The Indian women’s cricket team has been going from strength to strength. After a spectacular show in the World Cup tournament in 2017, where it lost to England for nine runs but impressed cricket lovers, the team reached the Twenty20 International World Cup finals in 2020, following it up with a silver medal in the 2022 Commonwealth Games in Birmingham. The team is currently ranked fourth in the world in the ODI and the T20I formats of the game by the International Cricket Council.

Sadly, while these women raised the viewership of their game in the country exponentially, their glass ceiling in terms of remuneration remained low. The women in the highest grade received half of what the male cricketer in the lowest grade got—the top-graded male players earned 14 times more.

The BCCI announced in October that women cricketers would be paid as much as their male counterparts, joining New Zealand in bringing gender-based pay parity. Centrally contracted women cricketers will get Rs 15 lakh per Test, Rs 6 lakh per ODI and Rs 3 lakh per T20, the same that the men get. Earlier, women players received Rs 1 lakh each for ODIs and T20s and Rs 4 lakh for a Test match.

One of the top priorities of the board was to strengthen women’s cricket in India, says BCCI secretary Jay Shah. “The first major step in this direction was taken in September 2021, when we announced a hike in match fees for our domestic cricketers, right from age group to the senior level. In fact, for women’s cricketers, the hike has been nearly doubled. This will ensure that they can focus entirely on playing cricket as professionals and not drop out after a certain age,” Shah says.

Impactful Delivery

Cricketer Jhulan Goswami, who became the highest wicket taker in the Women’s World Cup in March this year, looks at the decision as one that can have multi-pronged impact. For starters, parents will not be worried about what their girls will earn, she points out, recalling her own parents’ anxiety when she started off. “It will also create a huge impact in our society because a lot of other sports do not get the kind of facilities that BCCI is providing. I am hopeful that this will nudge other sporting bodies into providing women sportspersons with proper facilities and give them respect equal to that accorded to their male counterparts,” she adds.

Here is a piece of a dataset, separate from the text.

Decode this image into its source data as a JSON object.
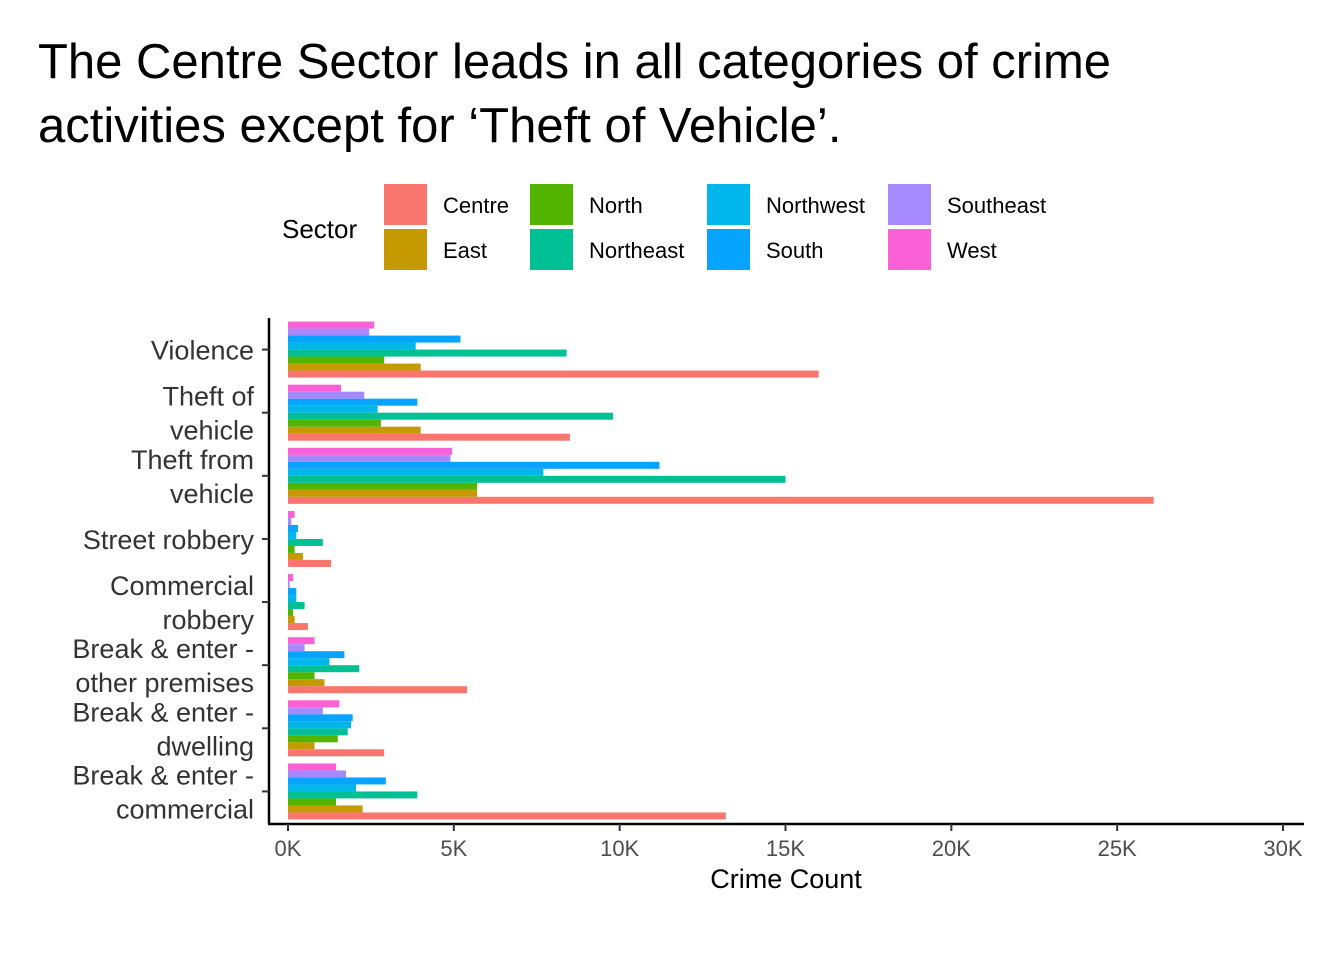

According to Goswami, things began to change after the BCCI took Women’s Cricket Association of India under its wings in 2006–07. “The facilities that the BCCI provides are entirely different from what they used to be [when I started out],” Goswami says. The board holds regular fitness camps, zonal camps and preparatory camps to help prepare girls ahead of a major tournament.

Last year, the women’s team played two Test matches, one in England with red ball after seven years and the maiden pink-ball Test in Australia under lights. Shah says that there could be more Test matches in future. “We have also started ‘A’ tours for women, which will help us not only identify more talented girls but also in the transition from the domestic to the international level. For the first time, we have introduced a tournament at the Under 15 level for girls,” he says.

Shah hopes that more women cricketers can come forward to take up coaching roles, just like in men’s cricket.

Next year will be an important one for women’s cricket in the country, he points out, hinting at some key announcements coming soon.